Investopedia explains Stop Order Investors commonly use a stop order before leaving for holidays or entering a situation where they are unable to monitor their portfolio for an extended period.
Stops are not a 100% guarantee of getting the desired entry/exit points. For instance, if a stock gaps down, the trader's stop order will be triggered (or filled) at a price significantly lower than expected.
Traders who use technical analysis will place stop orders below major moving averages, trendlines, swing highs, swing lows or other key support or resistance levels.
What Does Stop-Limit Order Mean? An order placed with a broker that combines the features of stop order with those of a limit order.
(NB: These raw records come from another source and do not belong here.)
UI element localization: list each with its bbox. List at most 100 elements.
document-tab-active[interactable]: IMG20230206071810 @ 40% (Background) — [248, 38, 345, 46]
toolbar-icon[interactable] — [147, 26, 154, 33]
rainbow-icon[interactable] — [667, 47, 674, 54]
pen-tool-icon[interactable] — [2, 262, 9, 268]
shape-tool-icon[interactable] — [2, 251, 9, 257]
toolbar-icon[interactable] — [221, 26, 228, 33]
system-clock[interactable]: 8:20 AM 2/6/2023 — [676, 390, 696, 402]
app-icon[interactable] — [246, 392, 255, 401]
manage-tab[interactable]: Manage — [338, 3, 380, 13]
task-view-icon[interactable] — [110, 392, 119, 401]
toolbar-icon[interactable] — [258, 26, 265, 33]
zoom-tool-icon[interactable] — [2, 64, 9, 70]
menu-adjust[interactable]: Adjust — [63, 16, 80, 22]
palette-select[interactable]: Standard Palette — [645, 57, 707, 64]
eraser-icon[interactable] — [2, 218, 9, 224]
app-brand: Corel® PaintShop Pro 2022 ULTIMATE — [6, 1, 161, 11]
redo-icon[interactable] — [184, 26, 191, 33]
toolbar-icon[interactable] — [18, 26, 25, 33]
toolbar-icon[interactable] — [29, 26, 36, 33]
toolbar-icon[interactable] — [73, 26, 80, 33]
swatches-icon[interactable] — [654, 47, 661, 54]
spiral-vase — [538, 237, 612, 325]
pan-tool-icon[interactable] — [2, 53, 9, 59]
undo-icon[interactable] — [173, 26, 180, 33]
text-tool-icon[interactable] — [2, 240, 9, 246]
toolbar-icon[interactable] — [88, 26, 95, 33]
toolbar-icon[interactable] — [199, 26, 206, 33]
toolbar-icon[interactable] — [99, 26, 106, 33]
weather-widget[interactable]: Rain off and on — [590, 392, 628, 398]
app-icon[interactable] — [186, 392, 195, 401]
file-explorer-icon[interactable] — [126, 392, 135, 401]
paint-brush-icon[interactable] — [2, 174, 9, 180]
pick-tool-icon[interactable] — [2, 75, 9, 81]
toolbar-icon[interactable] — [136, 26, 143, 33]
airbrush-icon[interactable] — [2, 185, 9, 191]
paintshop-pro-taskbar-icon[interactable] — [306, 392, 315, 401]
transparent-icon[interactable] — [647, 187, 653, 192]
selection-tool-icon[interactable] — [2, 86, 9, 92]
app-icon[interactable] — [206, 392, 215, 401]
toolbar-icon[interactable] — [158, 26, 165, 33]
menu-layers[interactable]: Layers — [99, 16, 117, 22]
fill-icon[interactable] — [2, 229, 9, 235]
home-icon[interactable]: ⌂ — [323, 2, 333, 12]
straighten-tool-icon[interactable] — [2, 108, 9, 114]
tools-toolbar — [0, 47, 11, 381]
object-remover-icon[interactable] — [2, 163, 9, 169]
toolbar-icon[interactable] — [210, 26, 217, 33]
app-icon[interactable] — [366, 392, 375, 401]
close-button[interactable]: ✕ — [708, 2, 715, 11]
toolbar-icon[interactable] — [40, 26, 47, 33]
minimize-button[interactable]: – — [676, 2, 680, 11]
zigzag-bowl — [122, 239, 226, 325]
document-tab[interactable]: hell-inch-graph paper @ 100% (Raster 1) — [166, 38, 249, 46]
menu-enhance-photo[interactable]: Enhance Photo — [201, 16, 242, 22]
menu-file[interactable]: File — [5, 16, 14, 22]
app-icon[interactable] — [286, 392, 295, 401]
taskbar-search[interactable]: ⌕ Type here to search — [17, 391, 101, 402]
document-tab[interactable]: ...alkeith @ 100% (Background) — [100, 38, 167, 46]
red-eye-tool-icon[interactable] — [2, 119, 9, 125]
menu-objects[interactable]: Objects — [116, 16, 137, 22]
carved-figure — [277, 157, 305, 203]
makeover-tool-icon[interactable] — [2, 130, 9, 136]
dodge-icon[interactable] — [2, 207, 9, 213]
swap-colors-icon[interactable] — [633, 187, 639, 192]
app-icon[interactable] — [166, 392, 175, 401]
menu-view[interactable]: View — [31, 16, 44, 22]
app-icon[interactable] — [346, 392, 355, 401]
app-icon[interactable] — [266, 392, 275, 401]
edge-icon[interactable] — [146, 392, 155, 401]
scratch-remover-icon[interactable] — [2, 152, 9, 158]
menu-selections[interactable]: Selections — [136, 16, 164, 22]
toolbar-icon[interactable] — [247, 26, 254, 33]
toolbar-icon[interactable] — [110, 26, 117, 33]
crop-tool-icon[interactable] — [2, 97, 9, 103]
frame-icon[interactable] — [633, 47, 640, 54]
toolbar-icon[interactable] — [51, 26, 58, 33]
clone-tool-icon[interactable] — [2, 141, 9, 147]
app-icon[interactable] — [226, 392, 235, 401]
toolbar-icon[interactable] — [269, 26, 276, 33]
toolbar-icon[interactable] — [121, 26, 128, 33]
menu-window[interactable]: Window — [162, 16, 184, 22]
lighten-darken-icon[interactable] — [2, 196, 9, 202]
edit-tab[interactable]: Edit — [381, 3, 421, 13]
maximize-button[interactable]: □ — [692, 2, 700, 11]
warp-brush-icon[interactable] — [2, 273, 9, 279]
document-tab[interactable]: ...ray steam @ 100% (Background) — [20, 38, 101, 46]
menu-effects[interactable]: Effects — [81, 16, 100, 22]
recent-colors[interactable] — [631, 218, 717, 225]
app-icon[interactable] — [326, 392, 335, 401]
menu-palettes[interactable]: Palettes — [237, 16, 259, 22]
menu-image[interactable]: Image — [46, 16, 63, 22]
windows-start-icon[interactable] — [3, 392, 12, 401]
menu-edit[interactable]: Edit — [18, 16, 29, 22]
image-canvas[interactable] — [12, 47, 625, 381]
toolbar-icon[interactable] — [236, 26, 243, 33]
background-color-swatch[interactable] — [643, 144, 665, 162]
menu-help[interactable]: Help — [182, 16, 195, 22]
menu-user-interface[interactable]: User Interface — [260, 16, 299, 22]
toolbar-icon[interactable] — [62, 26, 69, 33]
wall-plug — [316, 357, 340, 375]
A stop-limit order will be executed at a specified price (or better) after a given stop price has been reached. Once the stop price is reached, the stop-limit order becomes a limit order to buy (or sell) at the limit price or better.
Investopedia explains Stop-Limit Order The primary benefit of a stop-limit order is that the trader has precise control over when the order should be filled. The downside, as with all limit orders, is that the trade is not guaranteed to be executed if the stock/commodity does not reach the stop price.
A stop order is an order that becomes executable once a set price has been reached and is then filled at the current market price. A limit order is one that is at a certain price or better. By combining the two orders, the investor has much greater precision in executing the trade. Because a stop order is filled at the market price after the stop price has been hit, it's possible that you could get a really bad fill in fast-moving markets.
For example, let's assume that ABC Inc. is trading at $40 and an investor wants to buy the stock once it begins to show some serious upward momentum. The investor has put in a stop-limit order to buy with the stop price at $45 and the limit price at $46. If the price of ABC Inc. moves above $45 stop price, the order is activated and turns into a limit order. As long as the order can be filled under $46 (the limit price), then the trade will be filled. If the stock gaps above $46, the order will not be filled.